The Fermi Paradox

The Fermi paradox is the puzzling conflict between the high likelihood of finding alien life or signs of alien life on earth and the fact that we have found none.

There are many explanations for this discrepancy (see Wikipedia Fermi paradox) but they ignore one important factor—self-replicating spacecraft. If we could build a spacecraft that made a copy of itself after it had landed then it can be shown that our galaxy, despite its vast size could be filled with such spacecraft in a few tens of millions of years.

The key question is whether it will ever be possible to build a spacecraft that could replicate itself. Such a spacecraft, although we could not build one today, does not appear to require any breakthrough that is beyond the bounds of current science. If the human race could build such a device ‘soon’, that is within say a thousand years, then thousands, possibly millions, of other civilizations must have been able to build such devices before now. The earth should therefore be full of self-replicating spacecraft.

I can hear you raising many objections but I think they can all be answered. This leaves the ‘Shafe paradox’ :), a subset of the Fermi paradox, ‘where are all the self-replicating spacecraft?’.

Objections Answered

  1. The galaxy is very big so why do you say it could be filled in only a few tens of millions of years?
    1. Voyager I would take about 80,000 years to reach our nearest star Proxima Centauri which is 4.2 light years away. Assume that it is possible to build a self-replicating spacecraft (SRS) that is eighty times faster, about 1,300 kilometers per second, then it would take about 1,000 years. Our galaxy is about 100,000 light years across so it would take 24 million years to cross the galaxy. How many stars have planets or asteroids containing the material to replicate a SRS? If we assume one in 1,000 stars then our SRS will replicate itself every 1 million years.

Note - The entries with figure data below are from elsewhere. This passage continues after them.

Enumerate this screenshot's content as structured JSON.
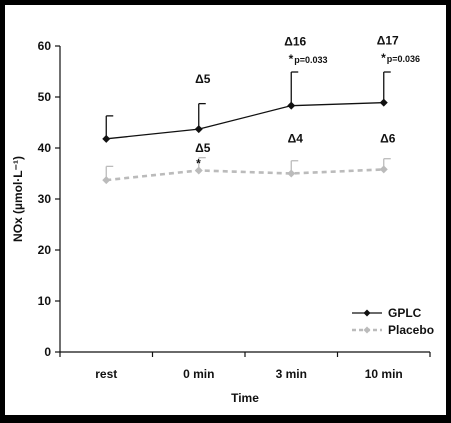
{
  "chart_data": {
    "type": "line",
    "title": "",
    "xlabel": "Time",
    "ylabel": "NOx (µmol·L⁻¹)",
    "ylim": [
      0,
      60
    ],
    "yticks": [
      0,
      10,
      20,
      30,
      40,
      50,
      60
    ],
    "categories": [
      "rest",
      "0 min",
      "3 min",
      "10 min"
    ],
    "grid": false,
    "legend_position": "bottom-right",
    "series": [
      {
        "name": "GPLC",
        "color": "#111111",
        "line_style": "solid",
        "marker": "diamond",
        "values": [
          41.8,
          43.7,
          48.3,
          48.9
        ],
        "error": [
          4.5,
          5.0,
          6.6,
          6.0
        ]
      },
      {
        "name": "Placebo",
        "color": "#bbbbbb",
        "line_style": "dashed",
        "marker": "diamond",
        "values": [
          33.7,
          35.6,
          35.0,
          35.8
        ],
        "error": [
          2.7,
          2.5,
          2.5,
          2.1
        ]
      }
    ],
    "annotations": [
      {
        "text": "Δ5",
        "category": "0 min",
        "y": 52.7
      },
      {
        "text": "Δ16",
        "category": "3 min",
        "y": 60.1
      },
      {
        "text": "*",
        "category": "3 min",
        "y": 56.7
      },
      {
        "text": "p=0.033",
        "category": "3 min",
        "y": 56.7,
        "small": true
      },
      {
        "text": "Δ17",
        "category": "10 min",
        "y": 60.3
      },
      {
        "text": "*",
        "category": "10 min",
        "y": 56.9
      },
      {
        "text": "p=0.036",
        "category": "10 min",
        "y": 56.9,
        "small": true
      },
      {
        "text": "Δ5",
        "category": "0 min",
        "y": 39.2
      },
      {
        "text": "*",
        "category": "0 min",
        "y": 36.2
      },
      {
        "text": "Δ4",
        "category": "3 min",
        "y": 41.1
      },
      {
        "text": "Δ6",
        "category": "10 min",
        "y": 41.1
      }
    ]
  }
}
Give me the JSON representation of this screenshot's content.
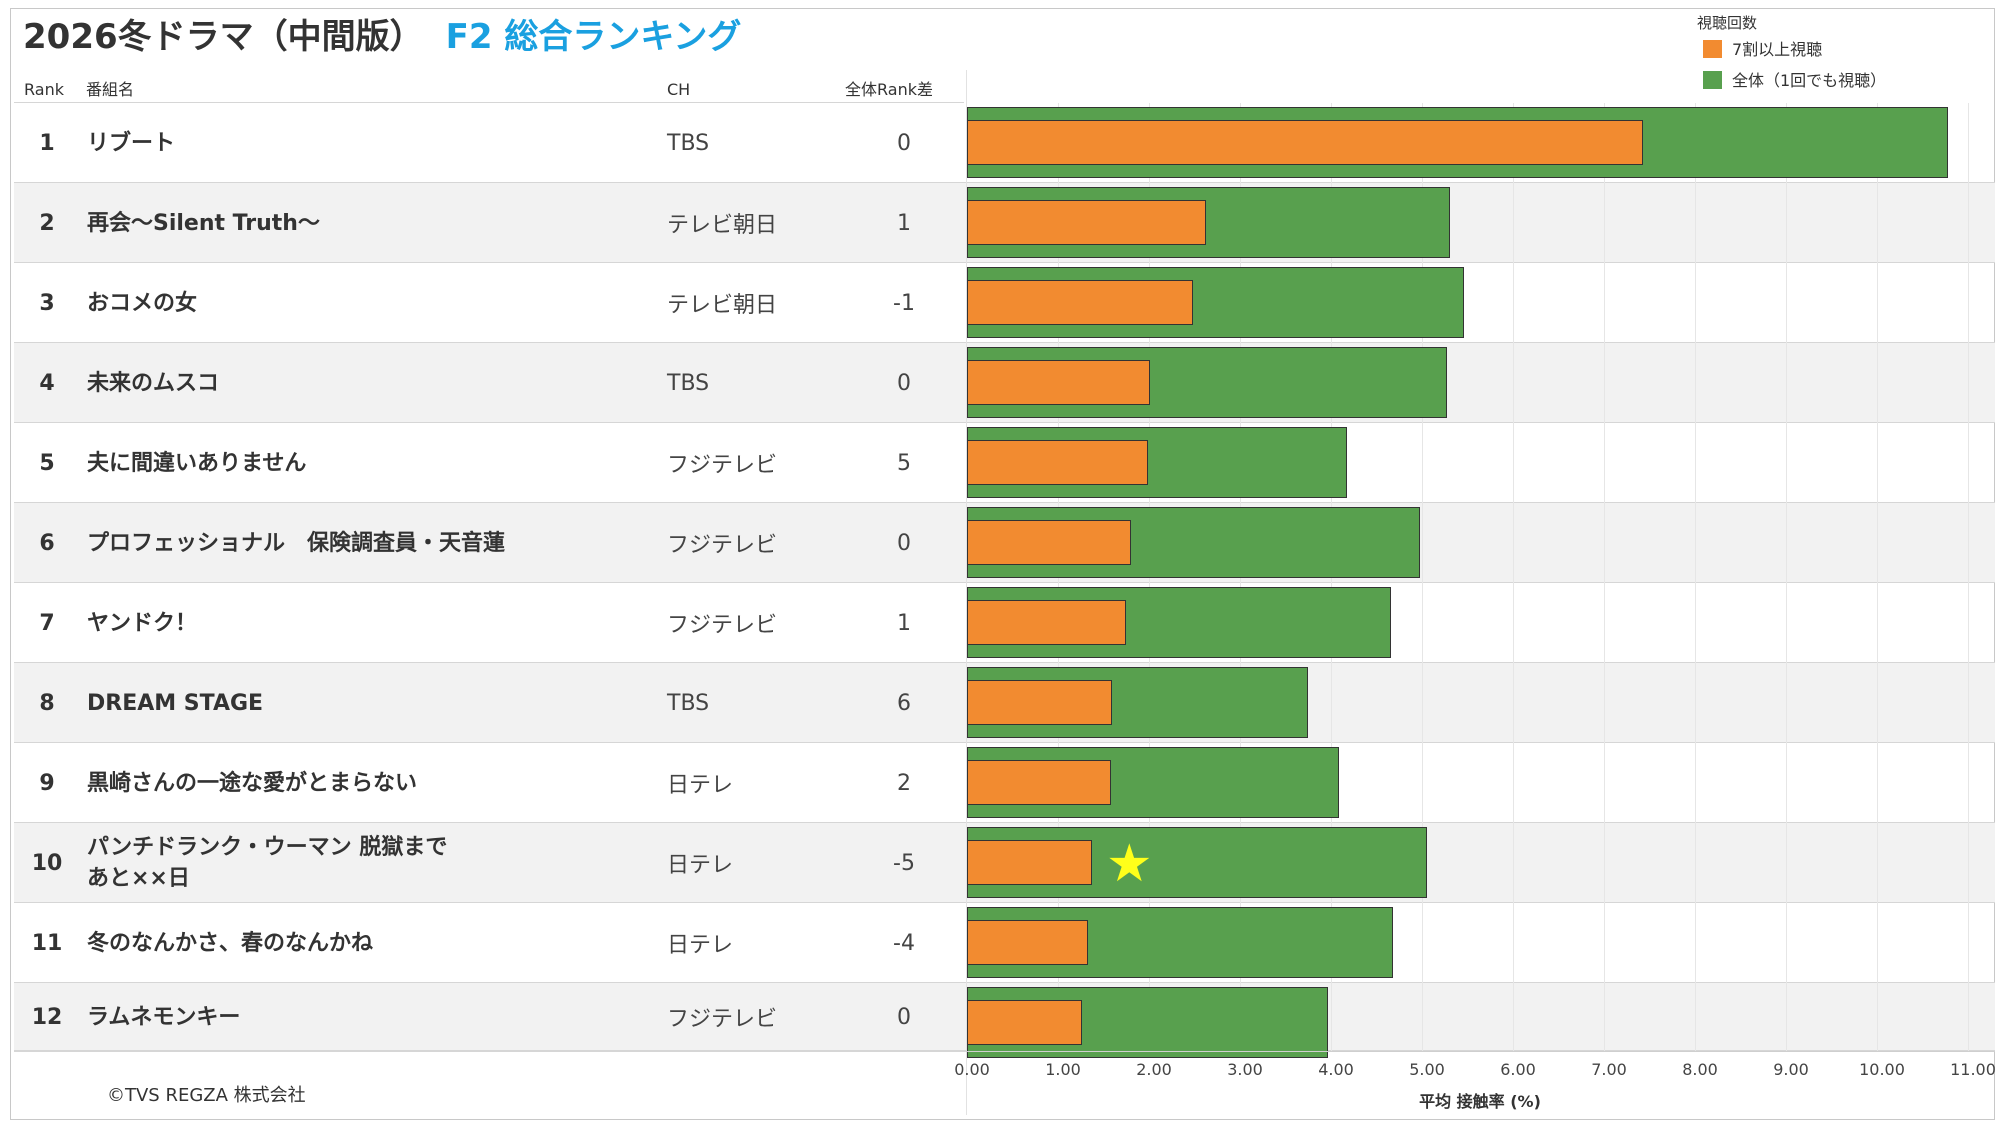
{
  "header": {
    "title": "2026冬ドラマ（中間版）",
    "subtitle": "F2 総合ランキング"
  },
  "columns": {
    "rank": "Rank",
    "program": "番組名",
    "channel": "CH",
    "rank_diff": "全体Rank差"
  },
  "legend": {
    "title": "視聴回数",
    "items": [
      {
        "label": "7割以上視聴",
        "color": "#f28b30"
      },
      {
        "label": "全体（1回でも視聴）",
        "color": "#58a04e"
      }
    ]
  },
  "rows": [
    {
      "rank": "1",
      "name": "リブート",
      "channel": "TBS",
      "diff": "0"
    },
    {
      "rank": "2",
      "name": "再会～Silent Truth～",
      "channel": "テレビ朝日",
      "diff": "1"
    },
    {
      "rank": "3",
      "name": "おコメの女",
      "channel": "テレビ朝日",
      "diff": "-1"
    },
    {
      "rank": "4",
      "name": "未来のムスコ",
      "channel": "TBS",
      "diff": "0"
    },
    {
      "rank": "5",
      "name": "夫に間違いありません",
      "channel": "フジテレビ",
      "diff": "5"
    },
    {
      "rank": "6",
      "name": "プロフェッショナル　保険調査員・天音蓮",
      "channel": "フジテレビ",
      "diff": "0"
    },
    {
      "rank": "7",
      "name": "ヤンドク！",
      "channel": "フジテレビ",
      "diff": "1"
    },
    {
      "rank": "8",
      "name": "DREAM STAGE",
      "channel": "TBS",
      "diff": "6"
    },
    {
      "rank": "9",
      "name": "黒崎さんの一途な愛がとまらない",
      "channel": "日テレ",
      "diff": "2"
    },
    {
      "rank": "10",
      "name": "パンチドランク・ウーマン 脱獄まであと××日",
      "channel": "日テレ",
      "diff": "-5"
    },
    {
      "rank": "11",
      "name": "冬のなんかさ、春のなんかね",
      "channel": "日テレ",
      "diff": "-4"
    },
    {
      "rank": "12",
      "name": "ラムネモンキー",
      "channel": "フジテレビ",
      "diff": "0"
    }
  ],
  "chart_data": {
    "type": "bar",
    "orientation": "horizontal",
    "xlabel": "平均 接触率 (%)",
    "xlim": [
      0,
      11
    ],
    "ticks": [
      "0.00",
      "1.00",
      "2.00",
      "3.00",
      "4.00",
      "5.00",
      "6.00",
      "7.00",
      "8.00",
      "9.00",
      "10.00",
      "11.00"
    ],
    "categories": [
      "リブート",
      "再会～Silent Truth～",
      "おコメの女",
      "未来のムスコ",
      "夫に間違いありません",
      "プロフェッショナル　保険調査員・天音蓮",
      "ヤンドク！",
      "DREAM STAGE",
      "黒崎さんの一途な愛がとまらない",
      "パンチドランク・ウーマン 脱獄まであと××日",
      "冬のなんかさ、春のなんかね",
      "ラムネモンキー"
    ],
    "series": [
      {
        "name": "全体（1回でも視聴）",
        "values": [
          10.78,
          5.31,
          5.46,
          5.27,
          4.18,
          4.98,
          4.66,
          3.75,
          4.09,
          5.05,
          4.68,
          3.97
        ]
      },
      {
        "name": "7割以上視聴",
        "values": [
          7.43,
          2.63,
          2.48,
          2.01,
          1.99,
          1.8,
          1.75,
          1.59,
          1.58,
          1.37,
          1.33,
          1.26
        ]
      }
    ],
    "highlight_row": 10,
    "highlight_symbol": "★"
  },
  "footer": {
    "copyright": "©TVS REGZA 株式会社"
  }
}
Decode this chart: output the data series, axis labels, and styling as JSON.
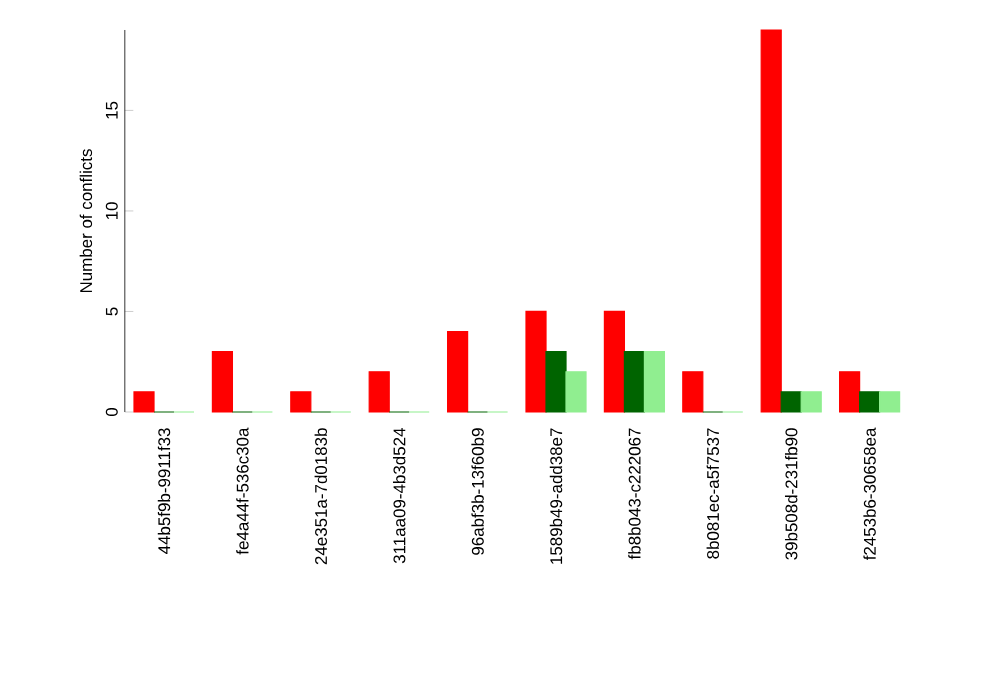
{
  "chart_data": {
    "type": "bar",
    "ylabel": "Number of conflicts",
    "categories": [
      "44b5f9b-9911f33",
      "fe4a44f-536c30a",
      "24e351a-7d0183b",
      "311aa09-4b3d524",
      "96abf3b-13f60b9",
      "1589b49-add38e7",
      "fb8b043-c222067",
      "8b081ec-a5f7537",
      "39b508d-231fb90",
      "f2453b6-30658ea"
    ],
    "series": [
      {
        "color": "#ff0000",
        "values": [
          1,
          3,
          1,
          2,
          4,
          5,
          5,
          2,
          19,
          2
        ]
      },
      {
        "color": "#006400",
        "values": [
          0,
          0,
          0,
          0,
          0,
          3,
          3,
          0,
          1,
          1
        ]
      },
      {
        "color": "#90ee90",
        "values": [
          0,
          0,
          0,
          0,
          0,
          2,
          3,
          0,
          1,
          1
        ]
      }
    ],
    "ylim": [
      0,
      19
    ],
    "yticks": [
      0,
      5,
      10,
      15
    ]
  }
}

If our SRS makes just 10 copies each time then after 12 replications the number of copies travelling across our galaxy will exceed the number of stars in our galaxy, roughly 300 billion. After 100 million years our entire galaxy will have turned into self-replicating spacecraft.
  2. Is it possible for a spacecraft to survive in space for a million years?
    1. Not easily. It is possible a small craft could travel faster and it is possible more stars than one in a thousand have suitable material orbiting them. Another solution is that the self-replicating spacecraft is also self-repairing as the two requirements are similar. With suitable spare material and with multiple copies of each part when damage is detected in one copy that copy could be repaired.
  3. Why would any intelligent lifeform build such a device?
    1. Because it is possible. If only a small percentage of lifeforms built such a device then we should see them on earth.
  4. After landing on a planet to replicate could the spacecraft reach escape velocity?
    1. It may be sensible to never land on a planet as large as earth but to use the material from asteroids to replicate. We should see evidence of this is we examine asteroids closely.